Fairwind 36 Vintage petrol

In einem etwas weiter entfernten Minieinkaufzentrum gibt es einen Schlecker, der noch diverse uralte Sortimente führt, unter anderem auch noch Nivea zu Originalpreisen... Dort habe ich aus der Kruschkiste einen Lack von Fairwind eingepackt - einen matten! Die Farbe im Fläschchen hat mich angelacht, ein dunkles Blaugrün und noch dazu matt! Also eingepackt, einen Euro gezahlt und dann den gruseligen, engen Laden wieder verlassen.

Zu Hause dann brav auf meine Fingerchen gepinselt, was völlig problemlos und sehr angenehm war, die unglaublich kurze Trockenzeit bewundert und mich an der Farbe erfreut. Bei diesem Lack kann man wirklich beim Trocknen zusehen. Kaum hatte ich eine Hand fertiglackiert, waren die ersten Finger schon schön matt und angetrocknet. Ganz stoßfest natürlich nicht, aber das dauerte dann auch nicht mehr allzu lang. Für eine optimale Deckkraft habe ich dennoch zwei Schichten gebraucht, ansonsten wären besonders meine Nagelspitzen relativ durchsichtig gewesen.

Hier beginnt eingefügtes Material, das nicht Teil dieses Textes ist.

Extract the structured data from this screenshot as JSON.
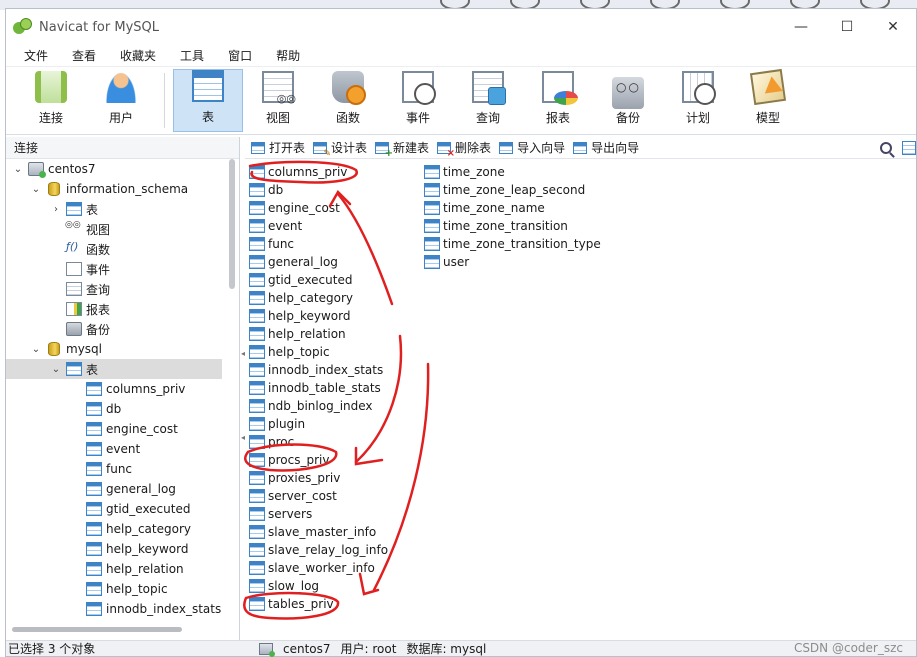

Diesmal ohne Topcoat - der matte Topcoat verändert die Farbe ein kleines bisschen (das hab ich vorher mal an einem Finger gestestet) und macht witzigerweise den Lack weniger matt, als er in ursprünglichem Zustand ist. Etwas schade finde ich, dass die Farbe auf dem Nagel deutlich dunkler wirkt, als in der Flasche. Es ist schon sehr nahe dran an einem Schwarz, aber insgesamt finde ich die Farbe sehr schön und auch das matte Finish gefällt mir gut. Leider hatte ich schon nach einem Tag an einem Finger eine kleine Ecke abgesplittert - die Haltbarkeit ist also nicht so wirklich prall. Mit einem Topcoat ließe sich das wohl ein wenig optimieren.

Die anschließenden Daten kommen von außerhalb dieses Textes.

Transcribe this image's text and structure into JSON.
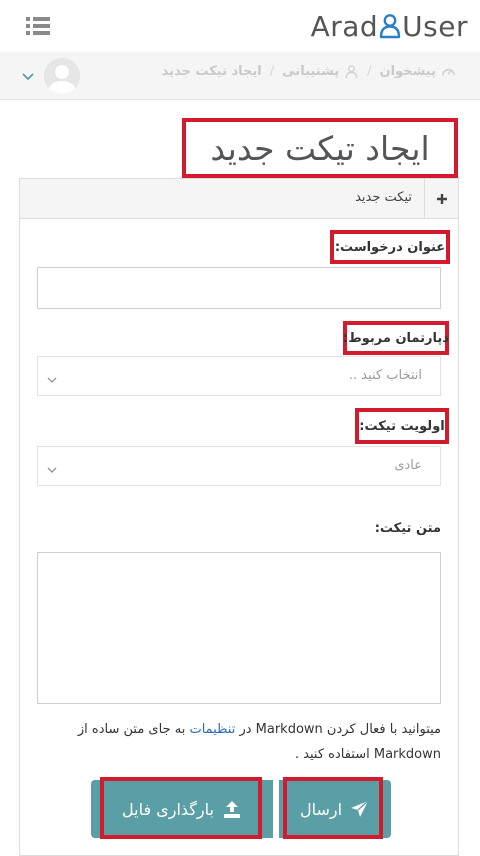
{
  "header": {
    "logo_left": "Arad",
    "logo_right": "User"
  },
  "breadcrumb": {
    "items": [
      {
        "label": "پیشخوان",
        "icon": "speedometer-icon"
      },
      {
        "label": "پشتیبانی",
        "icon": "user-support-icon"
      },
      {
        "label": "ایجاد تیکت جدید",
        "icon": ""
      }
    ],
    "separator": "/"
  },
  "page": {
    "title": "ایجاد تیکت جدید"
  },
  "panel": {
    "heading": "تیکت جدید",
    "fields": {
      "subject_label": "عنوان درخواست:",
      "subject_value": "",
      "department_label": "دپارتمان مربوط:",
      "department_value": "انتخاب کنید ..",
      "priority_label": "اولویت تیکت:",
      "priority_value": "عادی",
      "body_label": "متن تیکت:",
      "body_value": ""
    },
    "help": {
      "part1": "میتوانید با فعال کردن Markdown در ",
      "link": "تنظیمات",
      "part2": " به جای متن ساده از Markdown استفاده کنید ."
    },
    "buttons": {
      "send_label": "ارسال",
      "upload_label": "بارگذاری فایل"
    }
  },
  "colors": {
    "accent": "#5a9ea6",
    "highlight": "#d31b2e",
    "link": "#2a6bb1"
  }
}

Also hab ich dann einfach nochmal ausprobiert, wie der Lack denn in glänzend aussieht und dafür auch zwei Sticker auf meine Nägel geklebt. Die habe ich mal bei Kosmetik Kosmo gekauft und finde sie live leider nicht so wirklich toll... Deswegen kamen sie mir als Testobjekte gerade recht und ich muss sagen, dass sie unglaublich gut kleben, sehr flach sind und sich gut anbringen lassen. Ohne Topcoat würde ich sie aber nicht verwenden (zumindest auf dem matten Lack), da man ansonsten die Ränder sehr deutlich sieht.
Ich finde die Farbe auch glänzend ganz nett, allerdings geht dann deutlich die Besonderheit flöten, die der matte Lack hat. Einen dunkelblauen Lack mit einem lechten Grüneinschlag dürfte man durchaus auch in dem einen oder anderen Standardsortiment finden. Und einen matten Lack glänzend zu lackieren ist nun nicht wirklich im Sinne des Erfinders. Ablackieren ließ sich die dunkle Farbe erstaunlich unproblematisch, ich hatte kaum Schlieren auf den Nägeln oder Fingern. Da hat sich doch der Ausflug zum Urzeitschlecker gelohnt, auch wenn ichs dort sehr beengt und schmuddelig finde. Mal sehen, ob ich irgendwo mal wieder auf Fairwind stoße, dieser Lack hat mich zumindest überzeugt!